Particle diffusion with entrance effects in a smooth-walled cylinder

Abstract

This work describes convective particle diffusion from developing flows in smooth-walled tubes and presents a closed-form solution for particle deposition efficiencies. The mathematical model is used to simulate inhaled particles in human airways for applicability to aerosol therapy (the treatment of lung diseases) and inhalation toxicology (the risk assessment of air pollutants). Momentum and concentration equations initially written in cylindrical coordinates were simplified by a scaling technique and solved analytically. A general velocity profile within the boundary layer of developing flow was determined based on the reduced momentum equation. A concentration boundary layer equation, different from Ingham's (1991) approach, was solved. Core flow acceleration was allowed in the airway lumen outside the boundary layer.
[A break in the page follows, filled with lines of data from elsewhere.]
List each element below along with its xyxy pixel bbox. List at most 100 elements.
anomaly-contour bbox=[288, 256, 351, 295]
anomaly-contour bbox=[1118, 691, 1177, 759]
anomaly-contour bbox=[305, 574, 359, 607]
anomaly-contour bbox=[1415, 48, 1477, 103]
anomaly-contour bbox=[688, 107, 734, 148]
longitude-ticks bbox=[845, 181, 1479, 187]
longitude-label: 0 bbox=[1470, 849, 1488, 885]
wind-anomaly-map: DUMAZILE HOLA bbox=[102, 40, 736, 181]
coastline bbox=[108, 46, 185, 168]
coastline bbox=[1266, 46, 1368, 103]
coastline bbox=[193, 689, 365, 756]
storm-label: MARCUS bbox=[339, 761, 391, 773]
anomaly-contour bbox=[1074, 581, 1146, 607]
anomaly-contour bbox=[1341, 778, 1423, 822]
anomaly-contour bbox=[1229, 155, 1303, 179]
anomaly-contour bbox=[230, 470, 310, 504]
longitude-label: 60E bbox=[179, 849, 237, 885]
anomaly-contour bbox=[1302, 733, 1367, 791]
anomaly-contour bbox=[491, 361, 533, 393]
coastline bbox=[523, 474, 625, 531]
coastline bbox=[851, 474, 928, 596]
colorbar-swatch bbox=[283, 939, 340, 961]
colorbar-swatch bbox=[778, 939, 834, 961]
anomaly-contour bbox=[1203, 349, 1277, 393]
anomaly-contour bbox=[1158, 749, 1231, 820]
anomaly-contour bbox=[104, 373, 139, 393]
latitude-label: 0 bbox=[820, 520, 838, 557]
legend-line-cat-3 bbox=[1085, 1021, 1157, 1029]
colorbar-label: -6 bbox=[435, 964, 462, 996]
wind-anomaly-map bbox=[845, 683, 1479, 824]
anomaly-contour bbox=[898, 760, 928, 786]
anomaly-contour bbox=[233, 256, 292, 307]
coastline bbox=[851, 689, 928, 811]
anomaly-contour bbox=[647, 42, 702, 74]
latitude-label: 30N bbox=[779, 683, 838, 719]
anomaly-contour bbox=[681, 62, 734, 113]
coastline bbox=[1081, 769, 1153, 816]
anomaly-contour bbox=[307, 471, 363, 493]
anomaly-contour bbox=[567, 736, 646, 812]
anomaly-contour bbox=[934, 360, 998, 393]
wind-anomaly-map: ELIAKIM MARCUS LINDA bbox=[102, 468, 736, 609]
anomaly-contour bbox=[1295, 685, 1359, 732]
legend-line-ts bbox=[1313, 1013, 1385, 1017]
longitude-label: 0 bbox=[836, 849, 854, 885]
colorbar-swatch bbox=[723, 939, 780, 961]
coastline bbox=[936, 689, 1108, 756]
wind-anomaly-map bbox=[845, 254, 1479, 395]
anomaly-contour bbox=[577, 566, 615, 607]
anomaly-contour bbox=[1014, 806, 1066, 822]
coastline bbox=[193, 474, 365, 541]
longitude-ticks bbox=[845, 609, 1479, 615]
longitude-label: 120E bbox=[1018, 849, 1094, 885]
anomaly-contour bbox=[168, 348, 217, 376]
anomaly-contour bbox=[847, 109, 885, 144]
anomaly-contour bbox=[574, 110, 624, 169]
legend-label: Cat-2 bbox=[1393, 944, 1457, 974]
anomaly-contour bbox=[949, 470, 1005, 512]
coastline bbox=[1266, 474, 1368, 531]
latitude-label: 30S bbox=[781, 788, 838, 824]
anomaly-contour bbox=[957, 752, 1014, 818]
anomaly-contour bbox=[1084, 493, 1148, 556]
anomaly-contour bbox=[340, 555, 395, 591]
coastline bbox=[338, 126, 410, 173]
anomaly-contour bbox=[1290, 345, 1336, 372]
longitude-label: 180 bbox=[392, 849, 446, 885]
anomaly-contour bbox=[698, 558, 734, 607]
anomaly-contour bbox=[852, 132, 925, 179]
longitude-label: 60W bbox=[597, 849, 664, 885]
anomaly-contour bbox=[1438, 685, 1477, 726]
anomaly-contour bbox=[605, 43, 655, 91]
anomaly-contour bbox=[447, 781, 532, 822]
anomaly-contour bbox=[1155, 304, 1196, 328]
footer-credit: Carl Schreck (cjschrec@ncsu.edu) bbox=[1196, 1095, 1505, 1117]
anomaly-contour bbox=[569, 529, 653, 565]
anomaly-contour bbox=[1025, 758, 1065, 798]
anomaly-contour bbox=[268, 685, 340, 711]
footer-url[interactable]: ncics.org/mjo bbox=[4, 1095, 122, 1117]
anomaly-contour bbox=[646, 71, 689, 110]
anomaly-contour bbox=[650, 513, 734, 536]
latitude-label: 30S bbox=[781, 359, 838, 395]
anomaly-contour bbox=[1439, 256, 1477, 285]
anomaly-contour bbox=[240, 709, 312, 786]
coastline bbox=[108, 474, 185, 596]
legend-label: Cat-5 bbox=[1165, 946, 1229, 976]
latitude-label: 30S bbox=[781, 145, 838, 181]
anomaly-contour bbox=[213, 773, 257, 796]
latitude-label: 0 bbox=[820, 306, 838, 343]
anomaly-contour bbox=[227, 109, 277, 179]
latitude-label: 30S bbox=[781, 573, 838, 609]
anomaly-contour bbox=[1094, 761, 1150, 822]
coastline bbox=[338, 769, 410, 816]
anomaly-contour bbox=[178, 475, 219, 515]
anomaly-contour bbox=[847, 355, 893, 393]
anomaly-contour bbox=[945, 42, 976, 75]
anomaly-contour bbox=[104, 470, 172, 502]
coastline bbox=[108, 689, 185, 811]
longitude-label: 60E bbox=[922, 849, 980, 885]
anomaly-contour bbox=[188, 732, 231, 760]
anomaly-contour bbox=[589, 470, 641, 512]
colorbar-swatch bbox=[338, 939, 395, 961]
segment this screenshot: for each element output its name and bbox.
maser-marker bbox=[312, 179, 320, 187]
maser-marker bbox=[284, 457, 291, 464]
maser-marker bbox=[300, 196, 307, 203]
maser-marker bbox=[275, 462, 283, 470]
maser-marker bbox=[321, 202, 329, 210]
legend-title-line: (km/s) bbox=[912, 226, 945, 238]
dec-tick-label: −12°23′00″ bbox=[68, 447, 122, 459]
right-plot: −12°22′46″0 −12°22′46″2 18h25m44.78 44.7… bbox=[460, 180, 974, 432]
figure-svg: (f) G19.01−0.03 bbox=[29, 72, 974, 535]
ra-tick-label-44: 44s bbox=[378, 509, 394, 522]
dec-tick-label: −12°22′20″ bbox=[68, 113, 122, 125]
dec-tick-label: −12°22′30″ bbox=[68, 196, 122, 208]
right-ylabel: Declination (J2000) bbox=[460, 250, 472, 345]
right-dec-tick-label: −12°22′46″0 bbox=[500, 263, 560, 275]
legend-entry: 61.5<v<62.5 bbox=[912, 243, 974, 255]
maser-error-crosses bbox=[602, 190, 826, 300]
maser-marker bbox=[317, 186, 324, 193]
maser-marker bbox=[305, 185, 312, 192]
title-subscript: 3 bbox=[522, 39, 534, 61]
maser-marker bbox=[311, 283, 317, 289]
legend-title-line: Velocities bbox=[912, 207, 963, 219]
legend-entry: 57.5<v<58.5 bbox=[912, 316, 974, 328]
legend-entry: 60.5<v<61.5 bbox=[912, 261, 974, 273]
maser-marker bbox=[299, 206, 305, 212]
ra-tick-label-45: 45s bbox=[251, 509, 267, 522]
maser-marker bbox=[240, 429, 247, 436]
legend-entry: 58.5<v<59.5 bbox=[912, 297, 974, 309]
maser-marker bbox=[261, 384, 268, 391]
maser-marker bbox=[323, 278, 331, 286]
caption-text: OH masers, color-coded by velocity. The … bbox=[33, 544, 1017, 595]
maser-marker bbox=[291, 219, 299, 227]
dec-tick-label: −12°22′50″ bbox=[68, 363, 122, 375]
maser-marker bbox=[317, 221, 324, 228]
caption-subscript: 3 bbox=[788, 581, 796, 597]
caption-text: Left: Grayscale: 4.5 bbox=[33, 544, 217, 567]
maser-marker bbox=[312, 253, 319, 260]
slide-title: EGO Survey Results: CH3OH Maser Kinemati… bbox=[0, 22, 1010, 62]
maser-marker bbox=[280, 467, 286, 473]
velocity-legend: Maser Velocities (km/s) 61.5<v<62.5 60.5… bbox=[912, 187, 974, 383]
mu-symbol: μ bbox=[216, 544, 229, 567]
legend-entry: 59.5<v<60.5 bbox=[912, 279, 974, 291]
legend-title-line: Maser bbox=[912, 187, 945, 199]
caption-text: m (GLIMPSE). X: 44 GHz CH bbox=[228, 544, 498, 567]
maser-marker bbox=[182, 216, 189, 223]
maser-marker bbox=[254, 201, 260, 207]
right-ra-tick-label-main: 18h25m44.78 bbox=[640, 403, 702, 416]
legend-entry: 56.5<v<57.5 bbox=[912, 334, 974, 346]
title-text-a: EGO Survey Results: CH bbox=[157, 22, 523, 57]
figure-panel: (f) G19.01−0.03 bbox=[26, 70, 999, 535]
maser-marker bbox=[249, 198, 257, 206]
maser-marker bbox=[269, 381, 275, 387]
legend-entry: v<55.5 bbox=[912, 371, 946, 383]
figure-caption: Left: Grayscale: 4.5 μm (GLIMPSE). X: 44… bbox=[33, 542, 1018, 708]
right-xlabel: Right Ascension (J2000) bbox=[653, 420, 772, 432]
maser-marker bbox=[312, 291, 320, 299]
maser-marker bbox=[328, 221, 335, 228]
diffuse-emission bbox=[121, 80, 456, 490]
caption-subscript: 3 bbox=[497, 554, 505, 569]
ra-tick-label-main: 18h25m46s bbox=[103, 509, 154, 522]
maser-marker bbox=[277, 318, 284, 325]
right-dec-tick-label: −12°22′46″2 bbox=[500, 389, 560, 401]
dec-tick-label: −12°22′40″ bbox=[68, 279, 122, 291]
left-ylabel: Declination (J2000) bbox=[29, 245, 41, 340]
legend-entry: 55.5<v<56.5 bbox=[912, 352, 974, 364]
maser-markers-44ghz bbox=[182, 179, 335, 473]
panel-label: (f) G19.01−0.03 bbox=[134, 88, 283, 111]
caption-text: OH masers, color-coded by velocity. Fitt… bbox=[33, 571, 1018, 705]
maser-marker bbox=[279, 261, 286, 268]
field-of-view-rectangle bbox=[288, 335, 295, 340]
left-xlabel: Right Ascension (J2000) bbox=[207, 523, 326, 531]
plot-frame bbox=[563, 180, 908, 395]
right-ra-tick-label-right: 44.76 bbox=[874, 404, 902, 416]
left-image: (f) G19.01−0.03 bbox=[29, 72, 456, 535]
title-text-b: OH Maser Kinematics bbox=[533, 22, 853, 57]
Scale analyses demonstrated that the magnitude of the radial convection term in the particle concentration equation was quite small relative to both the longitudinal convection term and the effect of curvature (i.e., 1 r term where r is tube radius). Therefore, it could be neglected, especially for flow in airways of small dimensions. The effects of core flow acceleration were negligible for particle diffusion studies pertinent to airways of the human lung. Our predictions were between 3% and 75% greater than the corresponding theoretical results of Ingham (1991) for various Schmidt numbers and were, therefore, in better agreement with the experimental results of Cohen and Asgharian (1990). Consideration of the effects of tube curvature contributed significantly to the improved accuracy of our model.